Cheheltan sits in a valley just 15 kilometers southwest of the capital, Kabul, but it is a world apart.

Like so many rural areas in Afghanistan, there is almost no infrastructure in Cheheltan - no running water or electricity. The thousands who live here have known only war and hardship for more than two decades.

Political instability and poverty have been particularly brutal to the children of Cheheltan, who lost their only schoolhouse eleven years ago. It is unclear why the school was demolished and who ordered its destruction. But there has never been enough money to rebuild.

When teachers felt safe enough to begin classes again five years ago, empty metal shipping containers from Pakistan were hauled over to the site where the old schoolhouse once stood. The headmaster of the school, Amir Mohammed, says turning the containers into classrooms was the only way to keep a roof over the children's heads.

He says he knows that containers are not the most comfortable place for children to learn. But the students would otherwise have to sit outside and bake under the sun.

The plight of the more than 600 students - mostly boys but several dozen girls as well - gained the attention of the Coalition Joint Civil-Military Operations Task Force in Kabul a couple of months ago.

The U.S.-led task force, known by its acronym "chickmotif", joined the non-governmental aid agency Hope Worldwide in finding local contractors and securing funding. Late last month, construction began on the three-month project to build a brand new schoolhouse for the community.

Chickmotif's Deputy Public Affairs Officer, Randy Duke, says the Cheheltan school fits well into the mandate of the task force.

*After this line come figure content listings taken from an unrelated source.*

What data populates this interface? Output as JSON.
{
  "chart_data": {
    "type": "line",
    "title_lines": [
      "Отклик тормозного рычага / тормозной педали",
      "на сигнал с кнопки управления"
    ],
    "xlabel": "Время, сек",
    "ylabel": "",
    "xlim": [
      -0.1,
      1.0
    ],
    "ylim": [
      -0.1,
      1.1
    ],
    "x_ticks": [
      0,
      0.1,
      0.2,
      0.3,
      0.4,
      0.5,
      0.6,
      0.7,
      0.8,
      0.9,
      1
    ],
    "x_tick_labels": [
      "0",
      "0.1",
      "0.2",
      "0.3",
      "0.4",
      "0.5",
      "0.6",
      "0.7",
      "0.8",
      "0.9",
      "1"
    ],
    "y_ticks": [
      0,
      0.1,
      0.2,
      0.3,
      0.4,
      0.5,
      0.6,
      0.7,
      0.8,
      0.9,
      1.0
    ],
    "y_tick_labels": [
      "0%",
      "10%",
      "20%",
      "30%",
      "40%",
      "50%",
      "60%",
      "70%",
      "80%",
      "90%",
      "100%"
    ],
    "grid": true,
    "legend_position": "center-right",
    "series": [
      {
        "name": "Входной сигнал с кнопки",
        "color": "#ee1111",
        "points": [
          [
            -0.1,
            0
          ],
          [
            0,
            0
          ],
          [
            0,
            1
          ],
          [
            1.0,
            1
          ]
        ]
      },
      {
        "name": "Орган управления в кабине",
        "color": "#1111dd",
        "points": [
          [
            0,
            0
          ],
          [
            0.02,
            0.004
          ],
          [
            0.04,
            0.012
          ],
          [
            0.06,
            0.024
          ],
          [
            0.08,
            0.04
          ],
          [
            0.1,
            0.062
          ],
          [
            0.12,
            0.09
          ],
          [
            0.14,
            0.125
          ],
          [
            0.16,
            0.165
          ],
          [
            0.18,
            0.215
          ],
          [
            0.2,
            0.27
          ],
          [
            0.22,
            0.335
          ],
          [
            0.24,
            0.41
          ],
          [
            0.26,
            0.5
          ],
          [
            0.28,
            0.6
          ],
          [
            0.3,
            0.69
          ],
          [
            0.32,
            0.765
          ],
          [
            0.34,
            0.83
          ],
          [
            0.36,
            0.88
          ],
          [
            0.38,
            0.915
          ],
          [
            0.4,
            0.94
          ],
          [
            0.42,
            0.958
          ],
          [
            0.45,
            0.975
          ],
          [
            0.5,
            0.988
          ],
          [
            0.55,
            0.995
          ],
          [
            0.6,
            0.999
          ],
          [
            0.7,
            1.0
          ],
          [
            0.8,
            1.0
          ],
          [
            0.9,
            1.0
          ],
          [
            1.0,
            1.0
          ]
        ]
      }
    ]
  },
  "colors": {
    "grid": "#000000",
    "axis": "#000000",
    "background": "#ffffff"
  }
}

"We've had projects that we've turned down because they were out of the realm of the funding we can do," he said. "We are limited in scope in what we can build. They must be public-type projects. We cannot do private industry."

The American civil affairs team, attached to the U.S. Central Command headquarters in Kuwait, number about 200 and is made up of mostly of Army reservists and some Special Forces troops. About 120 are in and around Kabul working on some 15 earmarked projects. The rest are scattered in other cities across Afghanistan, including Herat in the west, Mazar-e-Sharif and Kunduz in the north, and Kandahar in the south.

Their budget for the year is a modest $2 million. But Chickmotif says that amount will be enough to cover up to 130 public works projects, which includes rebuilding roads, bridges, and hospitals, as well as schools. Another goal of the team is to dig up to 100, 40 meter-deep wells throughout the country to ease water shortage problems in many drought-affected villages.

All together, the mission is by far the most ambitious rebuilding effort by the U.S. military since World War II. It is also the first time the military has been deployed for humanitarian work in the midst of an on-going war.

Chickmotif officials say they had no choice but to deploy people quickly to Afghanistan. A critical political goal of the operation is to shore up the U.S.-backed interim government of Hamid Karzai, which only has two more months in power before a new government - chosen by a council of tribal leaders - takes over.

But Chickmotif Project Coordinator, Kevin Oliver, says the mission is not about nation-building, which implies near-permanent involvement in another country's internal affairs. He says the mission to him is about doing a few things right that could make a difference.

"We will be here a year to help them get started," he said. "The workers here are all local labor. So, we are trying to help jump-start their economy and get them off on the right foot."

The soldiers here are doing good deeds. But they also know that their efforts pale in comparison with those of large non-governmental aid agencies. Those agencies were in the country before the Americans came and will likely remain long after the Americans leave.

But as task force members watch a workman on a tractor laying down the foundations of the new Cheheltan School, they say they cannot help but feel proud of their contribution.